The most galling aspect of this ‘2031 advice’ is the glaring inconsistency in judicial urgency. People have seen the apex court convene at midnight for high-profile convicts, and open its doors on holidays to address the grievances of the elite. Yet, when thousands of common citizens cry out about a breakdown of constitutional machinery in a state, the clock suddenly slows down.
No one knows why the ‘basic structure’ of the Constitution is only invoked so passionately in academic debates, but ignored when the actual foundation- the voter is seeking relief. This double standard suggests a judiciary that is increasingly detached from the disturbing realities of the ‘masses’ it claims to protect.
To tell a petitioner to wait until 2030 is to ignore the ‘mobocracy’ and administrative failures that have already been documented by the court's own observations. When judicial officers themselves are gheraoed and attacked, and the state machinery remains a mute spectator, suggesting a 2030 solution is akin to telling a man in a burning building to wait for the monsoon.
In this case, justice delayed is justice liquidated because by the time 2030 rolls around:
· The political landscape will have been permanently altered by the absence of these voices.
· The perpetrators of current irregularities will have enjoyed the fruits of their actions for years.
· The common man’s faith in the judiciary-the last vestige of hope-will have completely evaporated.
The masses must realise that this isn't just about West Bengal; it’s about a dangerous precedent. If a bench can casually dismiss the immediate needs of one state's electorate, nothing can stop them from causing this harm to many others countrywide.
The masses do not need judges who view constitutional crises through the lens of future calendars; they need a judiciary that understands that ‘now’ is the only thing justice should matter. The guardians of the law have lost public trust and respect by offering a stupid promise for 2030. They have resorted to an abdication.

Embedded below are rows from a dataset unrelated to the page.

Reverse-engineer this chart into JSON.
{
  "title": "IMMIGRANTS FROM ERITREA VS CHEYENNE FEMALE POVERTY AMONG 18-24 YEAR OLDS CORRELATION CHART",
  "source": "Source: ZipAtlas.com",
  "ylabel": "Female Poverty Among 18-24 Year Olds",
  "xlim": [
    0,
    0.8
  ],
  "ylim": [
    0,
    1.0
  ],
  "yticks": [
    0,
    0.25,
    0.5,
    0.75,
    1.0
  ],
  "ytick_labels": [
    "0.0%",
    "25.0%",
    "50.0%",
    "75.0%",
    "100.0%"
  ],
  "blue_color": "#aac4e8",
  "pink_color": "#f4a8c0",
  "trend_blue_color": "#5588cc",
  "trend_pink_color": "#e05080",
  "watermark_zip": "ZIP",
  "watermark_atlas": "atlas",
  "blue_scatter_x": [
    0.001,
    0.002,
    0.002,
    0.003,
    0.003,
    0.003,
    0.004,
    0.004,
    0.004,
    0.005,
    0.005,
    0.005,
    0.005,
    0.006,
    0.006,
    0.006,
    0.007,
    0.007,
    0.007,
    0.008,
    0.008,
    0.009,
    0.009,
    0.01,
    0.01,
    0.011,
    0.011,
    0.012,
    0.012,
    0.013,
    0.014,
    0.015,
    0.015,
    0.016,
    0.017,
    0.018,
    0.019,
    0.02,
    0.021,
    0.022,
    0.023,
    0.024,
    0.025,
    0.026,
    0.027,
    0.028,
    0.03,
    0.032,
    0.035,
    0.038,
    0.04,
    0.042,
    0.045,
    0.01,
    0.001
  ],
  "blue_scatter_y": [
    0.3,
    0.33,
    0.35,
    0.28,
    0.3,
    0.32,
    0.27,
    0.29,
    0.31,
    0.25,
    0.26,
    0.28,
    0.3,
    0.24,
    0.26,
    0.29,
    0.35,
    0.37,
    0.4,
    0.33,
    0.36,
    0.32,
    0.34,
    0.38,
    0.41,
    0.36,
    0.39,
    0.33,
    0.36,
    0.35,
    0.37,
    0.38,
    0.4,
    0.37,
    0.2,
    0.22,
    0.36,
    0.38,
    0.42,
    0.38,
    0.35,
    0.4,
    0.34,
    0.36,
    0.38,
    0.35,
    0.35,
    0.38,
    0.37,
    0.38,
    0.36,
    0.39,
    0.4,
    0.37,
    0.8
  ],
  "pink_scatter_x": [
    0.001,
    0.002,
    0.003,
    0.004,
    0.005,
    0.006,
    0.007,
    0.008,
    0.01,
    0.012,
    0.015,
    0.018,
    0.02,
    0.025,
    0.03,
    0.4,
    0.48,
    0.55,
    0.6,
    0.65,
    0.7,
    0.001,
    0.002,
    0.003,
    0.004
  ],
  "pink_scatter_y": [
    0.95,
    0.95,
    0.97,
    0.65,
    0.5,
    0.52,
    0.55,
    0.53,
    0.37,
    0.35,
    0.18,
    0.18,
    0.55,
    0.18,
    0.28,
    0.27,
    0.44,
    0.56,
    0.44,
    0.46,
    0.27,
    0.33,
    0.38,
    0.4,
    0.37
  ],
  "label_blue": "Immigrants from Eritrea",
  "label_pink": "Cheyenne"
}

Nearly around the same time, the bench headed by CJI Surya Kant showed incredible ‘judicial activism’ regarding the Bar Council of India. Whether it was the specifics of the All India Bar Exam (AIBE), enrollment fees, or the internal administrative ego-clashes of the BCI, the Court acted like a fire department rushing to a 5-star hotel. The Irony is that these were merely administrative issues. Nobody’s life was at stake. No one was being silenced by a state machinery. Yet, the Court chose to give the matter hours of precious judicial time. In contrast, the cry of the West Bengal petitioners who claimed their names were illegally scrubbed from the voter lists, which is a ‘civil death’ in a democracy, were sent back home. This ‘Double Standard’ should Alarm the masses. The Supreme Court is the ‘ultimate protector’. But the CJI Surya Kant- headed bench has disappointed the whole nation. He has mastered the lesson in Selective Urgency. Ordinary citizens don’t matter to him. The Bench took the acceptable plea that judicial intervention would ‘disrupt the process’. It had also told the West Bengal petitioners that such issues should be handled exclusively by tribunals rather than the apex court.
The citizens of India do not pay taxes for a judiciary that tells them to ‘wait for 5 years’ while it spends weeks debating the internal rules of a lawyers' club. This is the ‘Double Standard’ that would keep the common man poor, silent, and powerless for always. The Supreme Court has buried the immediate rights of the gullible Indian voter.